Commercial Aftershocks of the Great Eastern Japan Earthquake: Force Majeure and Related Issues
By John E. Porter & Barry A. Brooks
The March 11, 2011 Thoku earthquake and tsunami, which the Japanese government formally named as the Great Eastern Japan Earthquake (Higashi Nihon Daishinsai) was undeniably a disaster of Biblical proportions. According to the U.S. Geological Survey, the 9.0 magnitude earthquake is the fourth largest in the world since 1900 and the largest in Japan since modern instrumental recordings began 130 years ago. Tens of thousands of people were killed, a comparable number are still missing or injured, and many more have been displaced from their homes. The earthquake and tsunami wrought tremendous devastation, including serious damage to the Fukushima Daiichi Nuclear Station. According to some reports, the damage to the Fukushima Daiichi Nuclear Station has released enormous amounts of radiation, more than 100,000 times as much as was released in the Three Mile Island nuclear incident in 1979. The Japanese government recently raised the severity rating of the nuclear accident to a 7 on the International Nuclear Event Scale, the highest severity level possible and the rating shared by the Chernobyl nuclear disaster in 1986.

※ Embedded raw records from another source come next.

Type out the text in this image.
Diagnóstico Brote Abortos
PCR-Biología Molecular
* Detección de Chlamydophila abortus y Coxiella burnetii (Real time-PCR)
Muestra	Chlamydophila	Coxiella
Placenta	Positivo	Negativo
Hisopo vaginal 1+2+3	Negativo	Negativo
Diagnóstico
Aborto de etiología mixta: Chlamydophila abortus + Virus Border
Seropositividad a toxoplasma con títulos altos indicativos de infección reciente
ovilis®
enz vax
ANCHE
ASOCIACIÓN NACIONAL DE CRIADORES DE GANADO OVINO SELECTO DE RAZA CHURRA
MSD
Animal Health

The economic fallout from the Great Eastern Japan Earthquake is likely to continue for some time. Some have estimated that the total cost of recovery exceeds several hundred billion dollars, making it the most costly natural disaster ever. In addition to damage to factories, offices, and infrastructure caused by the earthquake and tsunami, the radiation risk has rendered some factories and offices unusable. Similarly, because of damage to Japans electrical power capability in the affected region, other factories have had to shut down. A number of companies temporarily halted production in Japan in March. Even when production resumed, many factories had to operate at limited capacity because of parts shortages. Operation of factories at limited capacity will have ripple effects, even on companies that did not directly suffer damage from the Great Eastern Japanese Earthquake. Companies whose factories are operating at limited capacity will need fewer materials, parts, and components than they had anticipated needing before the earthquake. In turn, suppliers of those materials, parts, and components will want to reduce their purchases from their own suppliers. Additionally, business down the supply line, which require manufactured equipment or components from factories in the affected region, are not receiving the products or supplies they need to use in their operations or to complete products or projects for customers. The impact ultimately will extend all the way up and down the supply chain.